Similarly, other economic measures related to growth that measure output will likely be the opposite of personal income, where even a low amount of growth will look great on a YOY level.
Realistically, so long as authorities can prevent shocks from sending the economy into a self-reinforcing downward cycle, I would expect the unemployment rate to slowly decrease, which creates a positive reinforcement in economic stability. The question is where that ability to prevent shocks via stimulus gets constrained by real interest rates or inflation crashing the party.
- Year over year rate of change matters a lot for economic data, and markets often price on this
- Markets surged in 2020 due to personal incomes surging while personal consumption fell off a cliff, leaving markets as a natural place for a lot of money to flow into
- Since YOY rate of change matters, we are now going to be facing the complete opposite of the above bullepoint, where inflation will be surging off a very low base, while personal income will be crashing off a very high comp. This can potentially be quite negative for asset prices.

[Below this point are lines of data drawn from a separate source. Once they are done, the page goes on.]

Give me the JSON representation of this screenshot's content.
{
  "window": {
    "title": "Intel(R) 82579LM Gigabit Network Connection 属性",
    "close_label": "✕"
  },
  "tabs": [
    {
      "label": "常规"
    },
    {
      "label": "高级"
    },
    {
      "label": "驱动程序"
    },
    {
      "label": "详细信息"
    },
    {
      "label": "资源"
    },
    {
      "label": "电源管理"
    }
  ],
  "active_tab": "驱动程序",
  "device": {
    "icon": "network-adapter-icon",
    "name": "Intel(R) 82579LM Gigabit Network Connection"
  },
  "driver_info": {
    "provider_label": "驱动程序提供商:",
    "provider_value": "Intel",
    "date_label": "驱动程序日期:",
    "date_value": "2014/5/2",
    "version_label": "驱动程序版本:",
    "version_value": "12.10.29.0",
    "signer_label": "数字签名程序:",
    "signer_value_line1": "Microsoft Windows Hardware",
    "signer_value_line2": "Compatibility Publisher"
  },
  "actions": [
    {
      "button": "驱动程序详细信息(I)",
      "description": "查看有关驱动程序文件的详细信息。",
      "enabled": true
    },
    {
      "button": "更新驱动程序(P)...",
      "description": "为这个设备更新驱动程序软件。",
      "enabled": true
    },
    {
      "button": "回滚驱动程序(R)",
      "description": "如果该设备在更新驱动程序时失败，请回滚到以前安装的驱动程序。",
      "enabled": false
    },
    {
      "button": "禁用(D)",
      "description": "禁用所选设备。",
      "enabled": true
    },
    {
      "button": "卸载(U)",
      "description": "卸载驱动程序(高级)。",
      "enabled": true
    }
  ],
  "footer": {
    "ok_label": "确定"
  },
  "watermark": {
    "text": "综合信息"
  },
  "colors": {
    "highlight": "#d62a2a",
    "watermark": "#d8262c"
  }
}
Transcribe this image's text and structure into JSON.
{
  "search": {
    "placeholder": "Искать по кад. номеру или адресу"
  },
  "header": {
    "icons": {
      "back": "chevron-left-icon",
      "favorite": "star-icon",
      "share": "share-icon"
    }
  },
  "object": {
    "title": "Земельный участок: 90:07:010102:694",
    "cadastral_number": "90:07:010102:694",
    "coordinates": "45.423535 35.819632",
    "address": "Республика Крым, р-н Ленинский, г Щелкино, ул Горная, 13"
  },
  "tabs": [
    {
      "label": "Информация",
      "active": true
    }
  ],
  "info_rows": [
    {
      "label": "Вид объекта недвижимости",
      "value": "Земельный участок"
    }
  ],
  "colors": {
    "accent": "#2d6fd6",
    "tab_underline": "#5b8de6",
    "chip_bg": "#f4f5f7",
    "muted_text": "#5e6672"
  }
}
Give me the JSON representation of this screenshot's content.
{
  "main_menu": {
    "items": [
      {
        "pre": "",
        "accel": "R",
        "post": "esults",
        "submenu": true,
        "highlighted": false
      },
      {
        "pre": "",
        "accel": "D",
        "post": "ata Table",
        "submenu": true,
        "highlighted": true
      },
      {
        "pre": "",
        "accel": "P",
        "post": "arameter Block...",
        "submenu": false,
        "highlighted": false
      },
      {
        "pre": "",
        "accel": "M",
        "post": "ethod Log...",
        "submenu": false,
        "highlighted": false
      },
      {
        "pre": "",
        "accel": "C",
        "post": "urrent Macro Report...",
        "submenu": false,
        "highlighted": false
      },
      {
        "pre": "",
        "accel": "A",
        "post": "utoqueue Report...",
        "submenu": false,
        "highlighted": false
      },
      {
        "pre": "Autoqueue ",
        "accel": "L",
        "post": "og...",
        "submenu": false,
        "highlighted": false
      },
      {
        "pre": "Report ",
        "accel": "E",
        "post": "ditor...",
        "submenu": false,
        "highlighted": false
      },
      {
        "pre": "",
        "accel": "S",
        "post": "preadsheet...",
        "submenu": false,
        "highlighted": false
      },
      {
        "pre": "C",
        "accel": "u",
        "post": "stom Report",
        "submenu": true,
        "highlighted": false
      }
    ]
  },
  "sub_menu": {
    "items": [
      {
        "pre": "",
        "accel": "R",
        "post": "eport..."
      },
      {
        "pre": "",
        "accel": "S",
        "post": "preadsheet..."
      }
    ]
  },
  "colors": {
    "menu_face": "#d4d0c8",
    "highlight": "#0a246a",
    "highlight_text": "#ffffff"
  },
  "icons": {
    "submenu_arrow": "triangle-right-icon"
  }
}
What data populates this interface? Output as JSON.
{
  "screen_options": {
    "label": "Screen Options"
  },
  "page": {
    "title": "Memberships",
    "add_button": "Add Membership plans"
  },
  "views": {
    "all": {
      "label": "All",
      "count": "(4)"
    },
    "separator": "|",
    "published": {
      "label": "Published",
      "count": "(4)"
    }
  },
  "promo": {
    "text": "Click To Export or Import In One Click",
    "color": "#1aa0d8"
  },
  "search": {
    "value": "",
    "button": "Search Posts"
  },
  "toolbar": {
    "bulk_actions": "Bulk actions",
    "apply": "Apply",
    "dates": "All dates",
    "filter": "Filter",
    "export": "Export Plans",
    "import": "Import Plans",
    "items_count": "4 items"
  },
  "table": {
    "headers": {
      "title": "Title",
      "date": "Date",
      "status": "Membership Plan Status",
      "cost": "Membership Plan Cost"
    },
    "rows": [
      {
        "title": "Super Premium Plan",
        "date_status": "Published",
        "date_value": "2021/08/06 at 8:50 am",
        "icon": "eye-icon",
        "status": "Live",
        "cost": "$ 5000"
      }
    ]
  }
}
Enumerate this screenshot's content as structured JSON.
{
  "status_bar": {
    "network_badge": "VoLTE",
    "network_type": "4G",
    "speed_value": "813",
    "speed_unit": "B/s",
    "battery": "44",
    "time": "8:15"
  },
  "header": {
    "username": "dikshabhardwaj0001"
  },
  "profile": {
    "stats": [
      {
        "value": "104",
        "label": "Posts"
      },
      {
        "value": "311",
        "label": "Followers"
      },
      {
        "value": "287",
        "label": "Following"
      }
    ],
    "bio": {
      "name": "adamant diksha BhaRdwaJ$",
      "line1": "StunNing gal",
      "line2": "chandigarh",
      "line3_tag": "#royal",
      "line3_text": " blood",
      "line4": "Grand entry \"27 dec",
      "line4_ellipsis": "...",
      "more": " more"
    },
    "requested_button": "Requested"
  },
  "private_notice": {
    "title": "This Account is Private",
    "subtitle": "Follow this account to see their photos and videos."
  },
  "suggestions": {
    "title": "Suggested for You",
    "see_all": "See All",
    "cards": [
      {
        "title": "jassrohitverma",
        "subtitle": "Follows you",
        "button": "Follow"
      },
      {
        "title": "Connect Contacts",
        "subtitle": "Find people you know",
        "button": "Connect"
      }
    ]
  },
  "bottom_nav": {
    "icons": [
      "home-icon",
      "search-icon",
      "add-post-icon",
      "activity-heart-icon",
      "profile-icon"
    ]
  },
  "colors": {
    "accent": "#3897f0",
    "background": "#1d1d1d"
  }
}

- The above two items will likely start this spring, and could represent an upcoming period of market risk
- There are other reasons to be optimistic, don’t be a dumbass and yolo weekly put options based on this post.
Disclaimer: This information is only for educational purposes. Do not make any investment decisions based on the information in this article. Do you own due diligence or consult your financial professional before making any investment decision.